Post by Don PhillipsonPost by SolomonWhttps://www.newscientist.com/article/mg23631462-700-the-real-roots-of-early-city-states-may-rip-up-the-textbooks/
What are your thoughts on this quote from the article, it does not sound
right to me.
"But the vast majority of people had no contact with states as late as the
end of the 15th century – Europe’s middle ages. These people survived on a
mix of agriculture and foraging, much like the inhabitants of those early
settlements on the plains of Mesopotamia before 4000 BC"
This is a book review. The reviewer seems to ignore the distinction between
personal authority (as of a tribal chief, a pharoah or a count in mediaeval
Europe) and the non-personal authority of an institution (like a church) or
a
secular state (solemnized by the Treaties of Westphalia, 1648.)
AFAIK, an average pharaoh was not running all over Egypt exercising his "personal authority": there was a sophisticated bureaucratic apparatus making pharaoh's power quite "institutional" and not dependable upon personality.
Count in medieval Europe also was (at least initially) an "institutional" figure: a part of the administrative hierarchy of a feudal kingdom. Of course, later this title evolved into a (semi-)independent ruler but, again, it was hardly a personal thing.
Post by Don PhillipsonIn European history, "feudal" is the usual word
It is not quite usual and it is hardly truly "historical":
"There is no commonly accepted modern definition of feudalism, at least among scholars. The adjective feudal was coined in the 17th century, and the noun feudalism, often used in a political and propaganda context, was not coined until the 19th century...". It seems that the 1st attempt of a "scientific" definition was made only in 1939.
Post by Don Phillipsonfor the structures of
authority
between the Merovingian kings and 1648.
If "feudalism" is definition of a social structure then all positions within its framework are hardly "personal": they have only as much power as delegated by a higher level of a hierarchy.
Post by Don PhillipsonFeudalism expresses the duty
and discipline of the person (or family), superseded only later by that of
the
state (or church or party or race.)
"In a classic definition by François-Louis Ganshof (1944),[3] feudalism describes a set of reciprocal legal and military obligations among the warrior nobility, revolving around the three key concepts of lords, vassals and fiefs,[3] though Ganshof himself noted that his treatment related only to the "narrow, technical, legal sense of the word".

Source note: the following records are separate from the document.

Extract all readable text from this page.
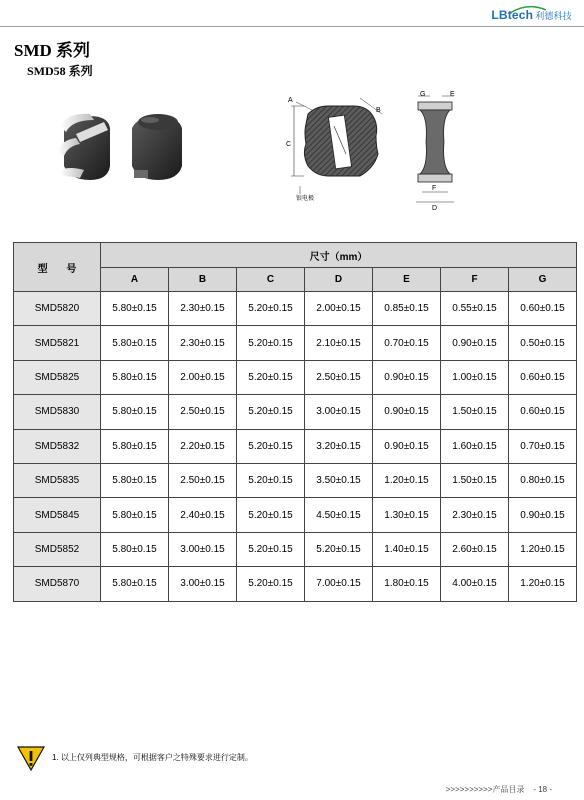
LBtech 利德科技
SMD 系列
SMD58 系列
C
A
B
银电极
G	E
F
D
型 号	尺寸（mm）						
	A	B	C	D	E	F	G
SMD5820	5.80±0.15	2.30±0.15	5.20±0.15	2.00±0.15	0.85±0.15	0.55±0.15	0.60±0.15
SMD5821	5.80±0.15	2.30±0.15	5.20±0.15	2.10±0.15	0.70±0.15	0.90±0.15	0.50±0.15
SMD5825	5.80±0.15	2.00±0.15	5.20±0.15	2.50±0.15	0.90±0.15	1.00±0.15	0.60±0.15
SMD5830	5.80±0.15	2.50±0.15	5.20±0.15	3.00±0.15	0.90±0.15	1.50±0.15	0.60±0.15
SMD5832	5.80±0.15	2.20±0.15	5.20±0.15	3.20±0.15	0.90±0.15	1.60±0.15	0.70±0.15
SMD5835	5.80±0.15	2.50±0.15	5.20±0.15	3.50±0.15	1.20±0.15	1.50±0.15	0.80±0.15
SMD5845	5.80±0.15	2.40±0.15	5.20±0.15	4.50±0.15	1.30±0.15	2.30±0.15	0.90±0.15
SMD5852	5.80±0.15	3.00±0.15	5.20±0.15	5.20±0.15	1.40±0.15	2.60±0.15	1.20±0.15
SMD5870	5.80±0.15	3.00±0.15	5.20±0.15	7.00±0.15	1.80±0.15	4.00±0.15	1.20±0.15
1. 以上仅列典型规格，可根据客户之特殊要求进行定制。
>>>>>>>>>>产品目录 - 18 -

A broader definition, as described in Marc Bloch's Feudal Society (1939),[10] includes not only the obligations of the warrior nobility but those of all three estates of the realm: the nobility, the clergy, and those living by their labour, most directly the peasantry bound by manorialism; this order is often referred to as "feudal society", echoing Bloch's usage.
Since the publication of Elizabeth A. R. Brown's "The Tyranny of a Construct" (1974)[5] and Susan Reynolds's Fiefs and Vassals (1994),[6] there has been ongoing inconclusive discussion among medieval historians as to whether feudalism is a useful construct for understanding medieval society."
https://en.wikipedia.org/wiki/Feudalism
Post by Don PhillipsonThe word is not mentioned in the book review.
It seems that the modern historians tend not to use it.
Post by Don PhillipsonInstead the authors emphasize
their surprise at archaecaeological discoveries of building and agricultural
sophistication in 9000 BC.
And express admiration with the ecologically-friendly Bushmen.